"" bshawise: Tadpole to Frog (part 3)

Tuesday, May 12, 2009

Tadpole to Frog (part 3)

Thought #3: Tadpoles need momentum

Maintaining momentum is a pretty crucial part of the process for me. Tadpole-ideas are my crack. I could spend all day giving birth to them. I even stay pretty engaged when they start growing legs. But once the little buggers start becoming kind of real, I lose the original fervor I had when they were born. I'm often a deadbeat dad with ideas and perhaps you are too. The question is, Why?

Momentum Killer #1: Perfectionism

Maybe you have an idea for a blog, book, home-improvement project, diet, song, hobby, etc. but you know what the perfect version of that could/should look like. Because of this, you don't ever start or you've convinced yourself you need to wait for just the right moment when you have enough time, money, inspiration, etc. to get started.
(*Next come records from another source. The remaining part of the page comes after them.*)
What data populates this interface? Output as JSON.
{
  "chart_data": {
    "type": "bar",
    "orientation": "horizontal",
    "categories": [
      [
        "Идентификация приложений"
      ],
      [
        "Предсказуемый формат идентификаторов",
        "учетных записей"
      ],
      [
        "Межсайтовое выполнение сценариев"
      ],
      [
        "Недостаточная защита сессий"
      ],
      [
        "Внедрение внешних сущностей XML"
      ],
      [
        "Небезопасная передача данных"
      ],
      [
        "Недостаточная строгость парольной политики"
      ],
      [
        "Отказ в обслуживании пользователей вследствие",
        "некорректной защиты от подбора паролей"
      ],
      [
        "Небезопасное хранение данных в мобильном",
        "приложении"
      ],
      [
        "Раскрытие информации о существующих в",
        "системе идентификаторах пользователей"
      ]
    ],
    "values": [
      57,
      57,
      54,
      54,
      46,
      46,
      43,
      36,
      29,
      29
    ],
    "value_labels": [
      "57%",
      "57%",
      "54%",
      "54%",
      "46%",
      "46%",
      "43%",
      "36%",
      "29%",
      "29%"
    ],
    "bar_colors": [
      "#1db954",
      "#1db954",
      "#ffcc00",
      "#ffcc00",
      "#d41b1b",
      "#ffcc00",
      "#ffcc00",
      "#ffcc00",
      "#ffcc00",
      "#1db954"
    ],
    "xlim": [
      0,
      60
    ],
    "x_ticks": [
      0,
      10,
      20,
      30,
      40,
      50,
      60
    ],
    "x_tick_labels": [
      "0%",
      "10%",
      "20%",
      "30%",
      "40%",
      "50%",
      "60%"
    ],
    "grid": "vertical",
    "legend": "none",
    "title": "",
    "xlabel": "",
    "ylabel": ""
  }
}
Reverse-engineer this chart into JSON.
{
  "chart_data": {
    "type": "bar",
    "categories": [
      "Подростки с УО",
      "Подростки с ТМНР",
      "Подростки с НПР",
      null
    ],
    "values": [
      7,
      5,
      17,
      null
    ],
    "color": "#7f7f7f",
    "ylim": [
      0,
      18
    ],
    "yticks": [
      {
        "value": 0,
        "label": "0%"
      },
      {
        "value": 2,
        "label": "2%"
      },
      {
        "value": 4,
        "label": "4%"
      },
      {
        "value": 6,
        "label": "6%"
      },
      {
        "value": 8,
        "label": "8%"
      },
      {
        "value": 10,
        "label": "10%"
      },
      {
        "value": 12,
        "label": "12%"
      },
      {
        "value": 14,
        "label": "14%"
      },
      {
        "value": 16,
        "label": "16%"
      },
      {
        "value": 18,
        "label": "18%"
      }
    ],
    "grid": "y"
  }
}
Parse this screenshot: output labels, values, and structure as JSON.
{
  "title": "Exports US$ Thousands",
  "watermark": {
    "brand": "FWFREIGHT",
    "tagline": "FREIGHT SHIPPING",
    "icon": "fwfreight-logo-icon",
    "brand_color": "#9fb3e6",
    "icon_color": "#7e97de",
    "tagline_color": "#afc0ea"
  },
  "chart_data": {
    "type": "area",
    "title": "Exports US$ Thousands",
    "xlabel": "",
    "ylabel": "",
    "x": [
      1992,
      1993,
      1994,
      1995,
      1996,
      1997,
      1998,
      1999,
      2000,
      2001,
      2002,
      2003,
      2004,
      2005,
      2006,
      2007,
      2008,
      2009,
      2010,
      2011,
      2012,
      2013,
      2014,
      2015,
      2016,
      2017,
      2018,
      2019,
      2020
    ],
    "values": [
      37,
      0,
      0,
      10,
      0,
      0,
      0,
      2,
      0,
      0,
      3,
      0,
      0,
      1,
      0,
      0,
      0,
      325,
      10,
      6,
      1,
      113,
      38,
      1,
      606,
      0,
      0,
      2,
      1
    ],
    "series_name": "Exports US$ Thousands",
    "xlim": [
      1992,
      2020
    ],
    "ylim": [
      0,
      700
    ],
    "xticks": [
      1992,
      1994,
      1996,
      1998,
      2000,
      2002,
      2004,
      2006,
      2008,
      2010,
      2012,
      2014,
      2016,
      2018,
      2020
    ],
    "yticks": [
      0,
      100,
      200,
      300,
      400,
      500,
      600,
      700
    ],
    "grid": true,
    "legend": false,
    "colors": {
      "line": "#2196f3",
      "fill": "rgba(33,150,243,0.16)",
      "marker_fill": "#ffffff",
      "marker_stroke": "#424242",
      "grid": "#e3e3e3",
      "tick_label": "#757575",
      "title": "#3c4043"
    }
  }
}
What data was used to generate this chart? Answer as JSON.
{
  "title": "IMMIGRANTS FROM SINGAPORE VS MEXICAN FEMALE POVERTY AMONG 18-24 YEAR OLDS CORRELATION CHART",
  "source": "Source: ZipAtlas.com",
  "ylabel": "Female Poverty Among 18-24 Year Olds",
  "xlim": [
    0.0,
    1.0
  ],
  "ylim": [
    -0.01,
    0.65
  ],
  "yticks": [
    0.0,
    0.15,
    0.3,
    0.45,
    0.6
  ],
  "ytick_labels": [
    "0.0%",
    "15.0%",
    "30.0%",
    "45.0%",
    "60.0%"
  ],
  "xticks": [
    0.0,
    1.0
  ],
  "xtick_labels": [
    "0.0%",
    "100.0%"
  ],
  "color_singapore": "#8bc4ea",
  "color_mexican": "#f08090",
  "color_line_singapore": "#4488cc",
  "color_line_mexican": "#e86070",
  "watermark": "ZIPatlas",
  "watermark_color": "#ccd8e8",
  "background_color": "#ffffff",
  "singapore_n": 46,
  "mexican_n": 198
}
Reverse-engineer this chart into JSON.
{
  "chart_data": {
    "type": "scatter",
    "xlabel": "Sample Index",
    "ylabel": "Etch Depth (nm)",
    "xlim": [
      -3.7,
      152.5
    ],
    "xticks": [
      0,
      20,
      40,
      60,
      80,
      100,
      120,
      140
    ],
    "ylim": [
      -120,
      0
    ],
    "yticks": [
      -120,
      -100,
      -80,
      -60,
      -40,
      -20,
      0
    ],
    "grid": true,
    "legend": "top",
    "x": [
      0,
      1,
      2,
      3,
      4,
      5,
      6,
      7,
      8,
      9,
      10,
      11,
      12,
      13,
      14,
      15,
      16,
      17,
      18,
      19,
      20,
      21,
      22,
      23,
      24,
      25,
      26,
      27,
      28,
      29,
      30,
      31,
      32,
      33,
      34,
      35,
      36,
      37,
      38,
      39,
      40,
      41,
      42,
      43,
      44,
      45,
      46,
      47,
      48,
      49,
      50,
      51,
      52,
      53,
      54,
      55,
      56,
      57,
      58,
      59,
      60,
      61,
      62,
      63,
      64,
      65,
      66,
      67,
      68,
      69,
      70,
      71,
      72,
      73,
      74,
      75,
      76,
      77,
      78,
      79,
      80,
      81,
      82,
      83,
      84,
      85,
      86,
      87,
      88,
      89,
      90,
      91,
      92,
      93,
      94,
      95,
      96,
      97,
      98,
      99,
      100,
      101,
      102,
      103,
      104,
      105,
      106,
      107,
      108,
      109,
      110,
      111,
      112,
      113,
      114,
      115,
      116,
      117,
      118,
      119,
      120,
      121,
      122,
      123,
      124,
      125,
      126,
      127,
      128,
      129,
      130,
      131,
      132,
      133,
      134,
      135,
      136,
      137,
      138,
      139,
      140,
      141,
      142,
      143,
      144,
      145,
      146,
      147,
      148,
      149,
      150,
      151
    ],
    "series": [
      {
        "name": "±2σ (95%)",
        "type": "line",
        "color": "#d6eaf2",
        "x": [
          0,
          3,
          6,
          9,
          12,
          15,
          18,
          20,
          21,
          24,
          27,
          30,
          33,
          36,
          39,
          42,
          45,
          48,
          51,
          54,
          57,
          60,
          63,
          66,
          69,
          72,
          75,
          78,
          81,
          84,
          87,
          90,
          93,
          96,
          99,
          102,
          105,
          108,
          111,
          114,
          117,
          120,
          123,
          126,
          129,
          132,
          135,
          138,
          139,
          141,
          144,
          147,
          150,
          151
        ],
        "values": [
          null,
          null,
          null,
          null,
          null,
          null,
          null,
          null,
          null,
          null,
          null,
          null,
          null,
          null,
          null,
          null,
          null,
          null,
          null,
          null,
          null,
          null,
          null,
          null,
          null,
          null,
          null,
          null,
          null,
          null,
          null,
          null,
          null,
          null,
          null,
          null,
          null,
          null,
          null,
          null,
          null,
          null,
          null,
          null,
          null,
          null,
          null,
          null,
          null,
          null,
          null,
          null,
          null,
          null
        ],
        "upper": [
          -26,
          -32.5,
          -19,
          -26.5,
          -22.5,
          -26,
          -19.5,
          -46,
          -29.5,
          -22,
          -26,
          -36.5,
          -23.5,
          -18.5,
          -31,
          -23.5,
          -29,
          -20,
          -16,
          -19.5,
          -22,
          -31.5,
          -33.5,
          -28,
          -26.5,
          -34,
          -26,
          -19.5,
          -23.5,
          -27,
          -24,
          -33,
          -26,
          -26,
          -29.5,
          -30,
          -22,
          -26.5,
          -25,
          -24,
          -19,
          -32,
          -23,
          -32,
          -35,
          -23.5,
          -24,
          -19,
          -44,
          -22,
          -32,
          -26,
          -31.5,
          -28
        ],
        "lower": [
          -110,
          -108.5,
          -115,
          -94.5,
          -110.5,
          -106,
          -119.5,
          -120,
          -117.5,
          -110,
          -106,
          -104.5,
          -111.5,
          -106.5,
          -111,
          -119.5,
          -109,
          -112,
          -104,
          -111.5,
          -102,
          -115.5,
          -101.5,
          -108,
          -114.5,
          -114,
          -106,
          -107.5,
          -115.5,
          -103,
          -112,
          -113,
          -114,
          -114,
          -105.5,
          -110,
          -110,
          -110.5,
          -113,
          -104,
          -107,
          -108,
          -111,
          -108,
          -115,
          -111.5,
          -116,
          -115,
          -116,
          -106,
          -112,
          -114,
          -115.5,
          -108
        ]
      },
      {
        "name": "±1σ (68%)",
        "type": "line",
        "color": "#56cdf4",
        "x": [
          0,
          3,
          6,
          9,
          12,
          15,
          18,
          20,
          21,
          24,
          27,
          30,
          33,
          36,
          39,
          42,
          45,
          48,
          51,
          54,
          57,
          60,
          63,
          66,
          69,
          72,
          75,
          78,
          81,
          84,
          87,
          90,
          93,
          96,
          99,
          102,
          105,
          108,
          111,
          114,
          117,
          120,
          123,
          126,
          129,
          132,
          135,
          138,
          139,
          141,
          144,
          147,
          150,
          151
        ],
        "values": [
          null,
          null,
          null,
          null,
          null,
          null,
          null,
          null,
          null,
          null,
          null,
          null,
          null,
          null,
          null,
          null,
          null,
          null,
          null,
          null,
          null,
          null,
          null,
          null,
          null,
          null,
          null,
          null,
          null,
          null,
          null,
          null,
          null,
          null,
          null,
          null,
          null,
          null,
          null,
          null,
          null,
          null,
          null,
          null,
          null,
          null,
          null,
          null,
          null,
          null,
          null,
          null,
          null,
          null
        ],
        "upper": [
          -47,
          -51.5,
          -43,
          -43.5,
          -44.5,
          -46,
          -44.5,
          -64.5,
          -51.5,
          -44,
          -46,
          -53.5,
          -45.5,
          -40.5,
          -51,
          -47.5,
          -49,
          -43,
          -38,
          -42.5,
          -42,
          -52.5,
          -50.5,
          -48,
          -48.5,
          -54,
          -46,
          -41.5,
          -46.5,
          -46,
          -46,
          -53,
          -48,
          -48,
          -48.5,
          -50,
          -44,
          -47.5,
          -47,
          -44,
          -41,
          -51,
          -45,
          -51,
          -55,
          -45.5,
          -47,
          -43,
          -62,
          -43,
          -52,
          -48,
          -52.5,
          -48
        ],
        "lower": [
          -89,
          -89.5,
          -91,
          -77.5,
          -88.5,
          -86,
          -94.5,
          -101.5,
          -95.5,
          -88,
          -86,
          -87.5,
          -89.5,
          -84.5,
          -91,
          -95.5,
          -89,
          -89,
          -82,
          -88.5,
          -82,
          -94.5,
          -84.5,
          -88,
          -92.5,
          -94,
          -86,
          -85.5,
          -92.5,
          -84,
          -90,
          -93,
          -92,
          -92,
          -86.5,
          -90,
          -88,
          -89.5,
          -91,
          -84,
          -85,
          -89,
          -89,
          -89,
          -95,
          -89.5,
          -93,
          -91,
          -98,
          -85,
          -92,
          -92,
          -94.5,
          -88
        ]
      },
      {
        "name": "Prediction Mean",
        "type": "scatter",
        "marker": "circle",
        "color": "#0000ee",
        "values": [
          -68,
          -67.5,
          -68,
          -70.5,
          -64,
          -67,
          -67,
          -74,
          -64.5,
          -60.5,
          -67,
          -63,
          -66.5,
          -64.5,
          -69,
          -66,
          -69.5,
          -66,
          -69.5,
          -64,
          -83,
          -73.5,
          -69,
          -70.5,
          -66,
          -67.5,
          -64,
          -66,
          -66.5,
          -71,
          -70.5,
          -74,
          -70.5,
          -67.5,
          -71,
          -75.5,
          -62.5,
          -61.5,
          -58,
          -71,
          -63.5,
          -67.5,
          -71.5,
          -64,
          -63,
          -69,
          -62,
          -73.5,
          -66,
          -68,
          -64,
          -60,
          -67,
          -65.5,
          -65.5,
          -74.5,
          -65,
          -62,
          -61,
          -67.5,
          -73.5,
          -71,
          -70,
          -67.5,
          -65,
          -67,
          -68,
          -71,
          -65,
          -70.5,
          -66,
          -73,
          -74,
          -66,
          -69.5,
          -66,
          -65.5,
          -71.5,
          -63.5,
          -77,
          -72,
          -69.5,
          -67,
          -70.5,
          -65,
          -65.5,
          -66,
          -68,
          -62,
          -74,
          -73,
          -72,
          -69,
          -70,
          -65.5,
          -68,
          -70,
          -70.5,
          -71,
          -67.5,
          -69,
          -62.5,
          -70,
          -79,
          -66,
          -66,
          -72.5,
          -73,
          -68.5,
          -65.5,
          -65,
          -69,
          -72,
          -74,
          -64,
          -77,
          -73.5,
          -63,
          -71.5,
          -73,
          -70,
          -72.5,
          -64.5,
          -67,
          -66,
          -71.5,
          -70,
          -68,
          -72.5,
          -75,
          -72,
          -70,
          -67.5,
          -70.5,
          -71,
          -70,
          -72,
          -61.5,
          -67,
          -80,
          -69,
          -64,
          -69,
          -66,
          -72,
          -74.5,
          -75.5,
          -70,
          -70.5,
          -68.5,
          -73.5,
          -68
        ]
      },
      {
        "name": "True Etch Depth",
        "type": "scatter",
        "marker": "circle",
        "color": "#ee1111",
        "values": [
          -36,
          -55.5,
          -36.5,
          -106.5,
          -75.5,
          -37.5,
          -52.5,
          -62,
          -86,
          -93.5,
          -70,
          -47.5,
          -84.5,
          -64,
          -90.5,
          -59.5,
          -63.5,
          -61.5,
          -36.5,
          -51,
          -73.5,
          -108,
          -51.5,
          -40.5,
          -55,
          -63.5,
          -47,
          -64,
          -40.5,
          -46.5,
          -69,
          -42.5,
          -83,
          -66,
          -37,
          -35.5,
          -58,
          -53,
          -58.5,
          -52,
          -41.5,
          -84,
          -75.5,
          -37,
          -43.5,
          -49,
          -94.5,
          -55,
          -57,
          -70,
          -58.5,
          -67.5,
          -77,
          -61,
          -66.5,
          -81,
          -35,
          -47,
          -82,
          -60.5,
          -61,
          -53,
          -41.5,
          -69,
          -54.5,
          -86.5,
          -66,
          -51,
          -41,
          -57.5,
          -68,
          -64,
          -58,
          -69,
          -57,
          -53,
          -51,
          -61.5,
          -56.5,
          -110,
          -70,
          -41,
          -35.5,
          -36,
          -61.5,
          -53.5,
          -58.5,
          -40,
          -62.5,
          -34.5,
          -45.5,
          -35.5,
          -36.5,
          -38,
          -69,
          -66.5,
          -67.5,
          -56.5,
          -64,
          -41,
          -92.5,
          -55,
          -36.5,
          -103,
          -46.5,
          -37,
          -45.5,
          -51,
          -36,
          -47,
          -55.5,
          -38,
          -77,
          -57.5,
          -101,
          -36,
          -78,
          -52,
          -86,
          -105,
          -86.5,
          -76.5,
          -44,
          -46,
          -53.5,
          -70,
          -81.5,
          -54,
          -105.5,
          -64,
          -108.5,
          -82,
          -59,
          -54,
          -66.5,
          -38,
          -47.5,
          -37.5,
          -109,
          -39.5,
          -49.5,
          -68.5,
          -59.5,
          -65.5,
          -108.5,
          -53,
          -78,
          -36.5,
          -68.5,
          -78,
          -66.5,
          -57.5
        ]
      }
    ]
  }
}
I think you have two options if you're facing this brand of perfection.
1. Give your idea up for adoption. If it really is a good idea, maybe someone else can take it and run. Or maybe you just need to walk away and stop beating yourself up for not starting/finishing it.
2. Quit being so damned silly. There's no such thing as enough time, money, inspiration, etc. There's no such thing as perfection. Waiting for those things would be like waiting at the Ford dealership for a flying car to go on sale. Maybe someday you'll be the luckiest person EVER and get that flying car. Until then, get in your used Corolla and drive. The lessons and experiences you'll gain are far better out on the road than they are in the parking lot.

Momentum Killer #2: The Joneses

When I start paying attention to what other people are doing and what other people are going to think I lose momentum. I have an unhealthy need to be different. So when I see that there are four million people out there who want to create or are in the process of creating the same thing I'm doing I get discouraged. It's not healthy for me to go to blogs where people are talking about how to get published, make movies, get savvy, etc. because those blogs make want to quit. I can also worry too much about too wide of an audience. First and foremost, I have to create things that I like. I'm my own worst critic so I don't need to worry about what you you all will think until later on in the process. Now, that said, I do need to know who my audience is and I need to have a desired outcome/objective. But that's the trigger mechanism for me. It's the numerous chefs in the kitchen thing. Know who you have to please (boss, wife, dog) and only think about them. If you worry what your step uncle is going to think you're going to lose focus which turns into lost momentum.

Momentum Killer #3: The Soothsayer

Trying to prognosticate the exact future of your project is worthless. You should have a goal/picture that you're working towards. But hold that loosely. When my bro-in-law, Justin, and I were adding onto my deck recently it was hard to picture the finished deck. We had holes and wood and tools. To get the deck finished we had to take each step as its own project that we needed to complete before moving on. That's the only way to get crap done. We all know this. But it's easy to get overwhelmed and jump ahead and worry about how it's going to come together, will it work, bla bla bla. Trust your initial idea and take each step. One after another.

With every good thing I've ever created I've had freakout moments where I don't know if it's going to work. I didn't know if The {RE} Gifter was going to work until after the first show. Focus on the steps in front of you. Trust the process and the Reds, Masters and Bouncers you've brought into to project. Just keep on dancing, the magic will happen.

1 comment:

Alex Green said...

I can't bring myself to push the play button on that video for fear the song will get stuck in my head. However, Mr. Shaw, this is an excellent little series. Thanks for doing it.